Looking at the Beecroft report on employment law published recently and its root and branch attack on unfair dismissal, there is no particular logic in capping compensation flowing from an unfair (and for that matter wrongful) dismissal whilst discrimination within employment or the unspeakable sin of dismissal or detriment following a protected disclosure, can bring riches.
Originally compensation for sex and race discrimination was capped at the same level as unfair dismissal; that was before the statutory claim for whistle blowing existed. The cap went following a long running and ultimately successful challenge by reference to European law to the sex discrimination limit. That was in 1993, since when all discrimination claims give rise to unlimited compensation (and they have never required any qualifying service). The same goes for whistle blowing claims. The UK’s hand on the former is tied by Europe and calls for the reintroduction of a cap, for example by the Government’s professional services group last summer, will go unheeded.
Going back to Mr Woodford, there is no reason why he should have received a penny less than he would otherwise have simply because he only had worked for a matter of days.

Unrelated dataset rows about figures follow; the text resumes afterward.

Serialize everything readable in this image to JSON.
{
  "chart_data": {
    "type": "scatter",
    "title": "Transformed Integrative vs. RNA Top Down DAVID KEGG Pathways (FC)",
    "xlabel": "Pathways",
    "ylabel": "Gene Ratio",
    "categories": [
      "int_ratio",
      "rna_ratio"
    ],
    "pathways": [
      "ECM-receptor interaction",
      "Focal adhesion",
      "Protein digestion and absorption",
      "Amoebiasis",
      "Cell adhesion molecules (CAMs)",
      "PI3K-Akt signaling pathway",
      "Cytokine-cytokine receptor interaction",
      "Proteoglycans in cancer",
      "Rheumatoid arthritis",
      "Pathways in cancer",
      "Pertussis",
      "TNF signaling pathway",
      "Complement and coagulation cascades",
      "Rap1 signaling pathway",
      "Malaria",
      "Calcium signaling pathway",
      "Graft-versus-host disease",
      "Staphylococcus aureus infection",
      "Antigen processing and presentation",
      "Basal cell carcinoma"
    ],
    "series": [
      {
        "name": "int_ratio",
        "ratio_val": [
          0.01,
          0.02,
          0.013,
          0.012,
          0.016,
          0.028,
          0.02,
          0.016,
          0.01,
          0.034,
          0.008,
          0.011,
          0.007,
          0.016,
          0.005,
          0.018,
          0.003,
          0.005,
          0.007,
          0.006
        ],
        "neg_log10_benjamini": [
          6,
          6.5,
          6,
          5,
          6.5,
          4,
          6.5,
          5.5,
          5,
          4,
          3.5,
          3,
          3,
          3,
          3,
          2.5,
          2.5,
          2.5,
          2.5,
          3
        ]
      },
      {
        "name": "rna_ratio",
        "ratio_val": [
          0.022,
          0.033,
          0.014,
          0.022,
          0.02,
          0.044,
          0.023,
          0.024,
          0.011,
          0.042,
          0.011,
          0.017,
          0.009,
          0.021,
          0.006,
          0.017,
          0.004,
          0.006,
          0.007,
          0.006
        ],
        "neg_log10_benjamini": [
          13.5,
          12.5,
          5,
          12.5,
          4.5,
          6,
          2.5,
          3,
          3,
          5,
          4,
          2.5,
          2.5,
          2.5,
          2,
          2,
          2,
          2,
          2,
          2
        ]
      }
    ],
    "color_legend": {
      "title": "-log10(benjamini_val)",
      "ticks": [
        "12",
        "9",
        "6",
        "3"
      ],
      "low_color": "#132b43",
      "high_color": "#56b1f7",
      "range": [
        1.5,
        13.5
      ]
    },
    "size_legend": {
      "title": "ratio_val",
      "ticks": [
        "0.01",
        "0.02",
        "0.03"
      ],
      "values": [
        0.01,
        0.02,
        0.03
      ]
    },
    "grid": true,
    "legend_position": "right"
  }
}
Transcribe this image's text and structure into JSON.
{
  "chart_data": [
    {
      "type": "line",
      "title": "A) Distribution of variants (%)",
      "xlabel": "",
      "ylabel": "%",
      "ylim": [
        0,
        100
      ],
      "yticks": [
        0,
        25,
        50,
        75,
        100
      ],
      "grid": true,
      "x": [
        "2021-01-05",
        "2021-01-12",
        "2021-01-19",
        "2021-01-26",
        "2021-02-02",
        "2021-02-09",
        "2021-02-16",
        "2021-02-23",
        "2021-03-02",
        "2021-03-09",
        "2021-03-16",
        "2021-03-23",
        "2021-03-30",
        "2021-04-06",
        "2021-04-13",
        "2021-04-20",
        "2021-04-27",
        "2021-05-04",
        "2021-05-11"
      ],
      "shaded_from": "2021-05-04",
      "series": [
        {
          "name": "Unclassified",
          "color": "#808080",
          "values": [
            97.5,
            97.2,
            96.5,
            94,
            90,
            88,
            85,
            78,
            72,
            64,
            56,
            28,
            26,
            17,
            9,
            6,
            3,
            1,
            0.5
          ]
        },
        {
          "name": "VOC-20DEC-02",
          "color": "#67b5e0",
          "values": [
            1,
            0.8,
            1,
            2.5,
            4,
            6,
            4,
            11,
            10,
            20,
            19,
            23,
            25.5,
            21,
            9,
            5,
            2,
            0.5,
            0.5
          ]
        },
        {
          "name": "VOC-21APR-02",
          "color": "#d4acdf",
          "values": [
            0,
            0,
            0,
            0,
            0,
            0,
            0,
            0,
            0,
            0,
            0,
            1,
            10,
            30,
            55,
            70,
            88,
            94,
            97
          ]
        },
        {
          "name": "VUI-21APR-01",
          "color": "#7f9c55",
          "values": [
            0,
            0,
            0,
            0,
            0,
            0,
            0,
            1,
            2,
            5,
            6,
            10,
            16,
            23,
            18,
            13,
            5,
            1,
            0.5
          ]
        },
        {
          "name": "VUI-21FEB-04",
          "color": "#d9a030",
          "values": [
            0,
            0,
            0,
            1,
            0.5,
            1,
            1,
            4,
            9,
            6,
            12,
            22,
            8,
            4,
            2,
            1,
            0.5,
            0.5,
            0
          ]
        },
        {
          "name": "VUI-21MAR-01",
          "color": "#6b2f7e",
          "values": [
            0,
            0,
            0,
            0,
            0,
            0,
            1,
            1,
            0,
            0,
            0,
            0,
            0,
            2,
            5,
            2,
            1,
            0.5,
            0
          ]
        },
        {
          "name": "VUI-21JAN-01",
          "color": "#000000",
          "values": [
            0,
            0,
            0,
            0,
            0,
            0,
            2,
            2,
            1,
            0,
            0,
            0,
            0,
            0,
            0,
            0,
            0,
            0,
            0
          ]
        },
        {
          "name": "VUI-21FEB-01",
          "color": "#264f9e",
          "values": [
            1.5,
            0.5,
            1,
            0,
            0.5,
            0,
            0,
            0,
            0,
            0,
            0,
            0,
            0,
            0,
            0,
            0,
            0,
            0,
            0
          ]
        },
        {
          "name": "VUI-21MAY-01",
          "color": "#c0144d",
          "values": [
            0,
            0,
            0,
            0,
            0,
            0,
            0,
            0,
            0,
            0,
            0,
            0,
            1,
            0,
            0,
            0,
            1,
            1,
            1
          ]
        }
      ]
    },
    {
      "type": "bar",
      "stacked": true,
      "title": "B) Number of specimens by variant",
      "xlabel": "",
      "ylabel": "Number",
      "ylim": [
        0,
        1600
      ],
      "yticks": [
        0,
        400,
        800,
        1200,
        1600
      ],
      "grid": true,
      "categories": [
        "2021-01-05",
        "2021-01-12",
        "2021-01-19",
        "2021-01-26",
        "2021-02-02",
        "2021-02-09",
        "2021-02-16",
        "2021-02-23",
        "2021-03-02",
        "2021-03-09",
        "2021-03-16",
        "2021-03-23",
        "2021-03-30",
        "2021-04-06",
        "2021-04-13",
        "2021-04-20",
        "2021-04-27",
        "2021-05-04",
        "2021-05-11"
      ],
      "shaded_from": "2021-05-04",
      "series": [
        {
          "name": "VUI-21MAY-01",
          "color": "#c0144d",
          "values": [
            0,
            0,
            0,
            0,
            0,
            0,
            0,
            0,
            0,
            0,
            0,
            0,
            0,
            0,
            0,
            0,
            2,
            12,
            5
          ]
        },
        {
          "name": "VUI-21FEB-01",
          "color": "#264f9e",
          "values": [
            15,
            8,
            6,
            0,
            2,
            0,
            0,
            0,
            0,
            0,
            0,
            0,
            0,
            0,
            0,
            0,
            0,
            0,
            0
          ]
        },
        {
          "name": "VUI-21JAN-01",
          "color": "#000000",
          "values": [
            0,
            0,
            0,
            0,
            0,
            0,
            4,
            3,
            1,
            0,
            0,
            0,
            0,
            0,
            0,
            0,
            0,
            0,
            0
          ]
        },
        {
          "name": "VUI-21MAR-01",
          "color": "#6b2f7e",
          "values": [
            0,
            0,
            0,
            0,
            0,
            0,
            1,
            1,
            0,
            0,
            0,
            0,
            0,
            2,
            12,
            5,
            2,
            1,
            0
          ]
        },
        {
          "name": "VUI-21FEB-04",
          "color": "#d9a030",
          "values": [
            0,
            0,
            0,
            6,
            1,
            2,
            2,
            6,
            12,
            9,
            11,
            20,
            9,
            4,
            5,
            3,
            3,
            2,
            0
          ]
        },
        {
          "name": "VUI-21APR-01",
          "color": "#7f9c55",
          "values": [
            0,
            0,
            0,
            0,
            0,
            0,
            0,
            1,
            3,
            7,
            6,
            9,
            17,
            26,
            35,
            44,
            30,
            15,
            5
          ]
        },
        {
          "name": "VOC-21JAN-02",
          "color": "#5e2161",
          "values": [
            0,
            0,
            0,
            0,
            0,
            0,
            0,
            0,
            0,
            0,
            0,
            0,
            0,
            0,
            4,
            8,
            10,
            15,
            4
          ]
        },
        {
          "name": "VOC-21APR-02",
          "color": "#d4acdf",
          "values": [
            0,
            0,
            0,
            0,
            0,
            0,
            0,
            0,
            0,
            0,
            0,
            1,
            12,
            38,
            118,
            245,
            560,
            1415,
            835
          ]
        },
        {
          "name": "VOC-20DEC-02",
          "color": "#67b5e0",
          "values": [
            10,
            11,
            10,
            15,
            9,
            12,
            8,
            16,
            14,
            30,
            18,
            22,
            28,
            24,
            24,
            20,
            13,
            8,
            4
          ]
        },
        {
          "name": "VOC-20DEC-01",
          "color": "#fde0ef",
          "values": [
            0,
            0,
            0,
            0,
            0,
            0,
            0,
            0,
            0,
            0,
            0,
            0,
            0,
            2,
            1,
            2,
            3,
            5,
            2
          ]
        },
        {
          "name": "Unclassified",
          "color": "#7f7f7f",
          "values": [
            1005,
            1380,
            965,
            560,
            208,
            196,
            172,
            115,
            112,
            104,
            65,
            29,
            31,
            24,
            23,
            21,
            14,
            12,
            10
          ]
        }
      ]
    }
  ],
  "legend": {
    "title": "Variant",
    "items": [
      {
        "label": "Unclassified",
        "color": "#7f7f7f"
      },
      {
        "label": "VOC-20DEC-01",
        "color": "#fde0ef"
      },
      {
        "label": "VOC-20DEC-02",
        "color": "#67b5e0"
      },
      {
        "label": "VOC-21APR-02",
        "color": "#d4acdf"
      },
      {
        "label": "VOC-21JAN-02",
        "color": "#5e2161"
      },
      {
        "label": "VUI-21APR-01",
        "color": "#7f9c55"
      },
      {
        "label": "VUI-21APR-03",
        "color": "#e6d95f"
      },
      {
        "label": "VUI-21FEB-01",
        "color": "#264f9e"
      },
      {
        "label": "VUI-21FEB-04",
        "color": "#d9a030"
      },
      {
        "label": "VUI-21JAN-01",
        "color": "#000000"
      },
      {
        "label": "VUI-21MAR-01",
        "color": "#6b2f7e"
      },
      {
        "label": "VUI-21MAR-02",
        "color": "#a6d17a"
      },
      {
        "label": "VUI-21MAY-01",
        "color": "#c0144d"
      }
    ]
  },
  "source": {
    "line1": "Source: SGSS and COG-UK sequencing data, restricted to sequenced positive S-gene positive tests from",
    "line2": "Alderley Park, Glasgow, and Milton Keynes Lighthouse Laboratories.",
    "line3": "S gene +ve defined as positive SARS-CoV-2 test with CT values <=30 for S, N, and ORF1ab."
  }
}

He would have had to show that he had made a protected disclosure and that had caused his dismissal; causation is the battleground in most whistle blowing cases.
But had he succeeded, he could well have received a big award. The amount would largely have turned on mitigation. It is surely an anomaly, and an unsatisfactory one, that a completely groundless and spectacularly unfair sacking from the same position would give rise to no statutory claim were it for a different but equally unacceptable reason.
It is worth adding that various imaginative attempts to get around the strictly limited compensation available for unfair (and wrongful) dismissal by reference to the common law have come to nought. The latest attempt was to recover damages for lost reputation flowing from the manner of dismissal. This came before a seven judge Supreme Court at the end of last year in the case of Edwards v Chesterfield Royal Hospital NHS Foundation and failed by four votes to three.